We now set up the edgeR object and specify the design of our differential expression analysis. In this case, since we want to compare between the condition, we use `~SampleGroup`. We then fit the linear model. 

In [None]:
b_c1_edgr = pt.tl.EdgeR(b_c1_pdata, design="~SampleGroup")

In [None]:
b_c1_edgr.fit(robust=True)

In [None]:
b_c1_pdata.layers['counts'] = b_c1_pdata.X.copy()
sc.pp.normalize_total(b_c1_pdata)
sc.pp.log1p(b_c1_pdata)
sc.pp.scale(b_c1_pdata, max_value=10)
sc.tl.pca(b_c1_pdata)
sc.pl.pca(b_c1_pdata, color='SampleGroup', palette={'PBMMC': 'tomato', 'ETV6-RUNX1': 'steelblue'}, size=100)

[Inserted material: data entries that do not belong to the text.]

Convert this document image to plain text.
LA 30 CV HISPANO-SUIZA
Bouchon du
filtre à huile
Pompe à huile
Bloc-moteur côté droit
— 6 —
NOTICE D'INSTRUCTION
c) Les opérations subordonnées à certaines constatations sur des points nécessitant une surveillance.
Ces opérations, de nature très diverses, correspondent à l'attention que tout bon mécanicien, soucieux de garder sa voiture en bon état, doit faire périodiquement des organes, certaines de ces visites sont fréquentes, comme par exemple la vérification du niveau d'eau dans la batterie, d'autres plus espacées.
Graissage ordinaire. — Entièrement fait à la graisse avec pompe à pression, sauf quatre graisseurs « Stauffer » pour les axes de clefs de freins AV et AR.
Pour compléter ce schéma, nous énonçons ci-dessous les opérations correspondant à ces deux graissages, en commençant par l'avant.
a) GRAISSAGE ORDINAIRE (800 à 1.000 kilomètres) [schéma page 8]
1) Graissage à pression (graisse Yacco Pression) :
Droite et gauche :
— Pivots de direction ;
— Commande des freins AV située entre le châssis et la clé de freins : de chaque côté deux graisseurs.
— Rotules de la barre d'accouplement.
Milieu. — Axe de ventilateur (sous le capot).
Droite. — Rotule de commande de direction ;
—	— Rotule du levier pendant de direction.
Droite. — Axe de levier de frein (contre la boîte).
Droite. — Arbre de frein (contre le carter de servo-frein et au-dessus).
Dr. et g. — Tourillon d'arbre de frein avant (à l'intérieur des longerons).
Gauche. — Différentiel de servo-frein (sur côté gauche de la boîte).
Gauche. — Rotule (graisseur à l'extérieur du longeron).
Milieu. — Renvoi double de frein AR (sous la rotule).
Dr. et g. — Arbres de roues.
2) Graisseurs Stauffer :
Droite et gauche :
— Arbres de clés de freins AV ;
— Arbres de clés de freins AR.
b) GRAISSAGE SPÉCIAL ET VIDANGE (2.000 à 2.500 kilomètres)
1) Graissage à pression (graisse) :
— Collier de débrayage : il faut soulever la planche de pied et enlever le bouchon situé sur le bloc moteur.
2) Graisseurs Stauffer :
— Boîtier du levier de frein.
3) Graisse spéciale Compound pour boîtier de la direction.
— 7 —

To get the result of the differential expression analysis, we use the `test_contrast` function and pass the comparison we want to perform as it's argument. We can then visualise the result in a volcano plot.

In [None]:
b_c1_res_df = b_c1_edgr.test_contrasts(b_c1_edgr.contrast(column="SampleGroup", baseline="ETV6-RUNX1", group_to_compare="PBMMC"))
b_c1_res_df.index = b_c1_res_df["variable"]

In [None]:
b_c1_res_df

In [None]:
b_c1_edgr.plot_volcano(b_c1_res_df, pval_thresh=0.05, log2fc_thresh=0)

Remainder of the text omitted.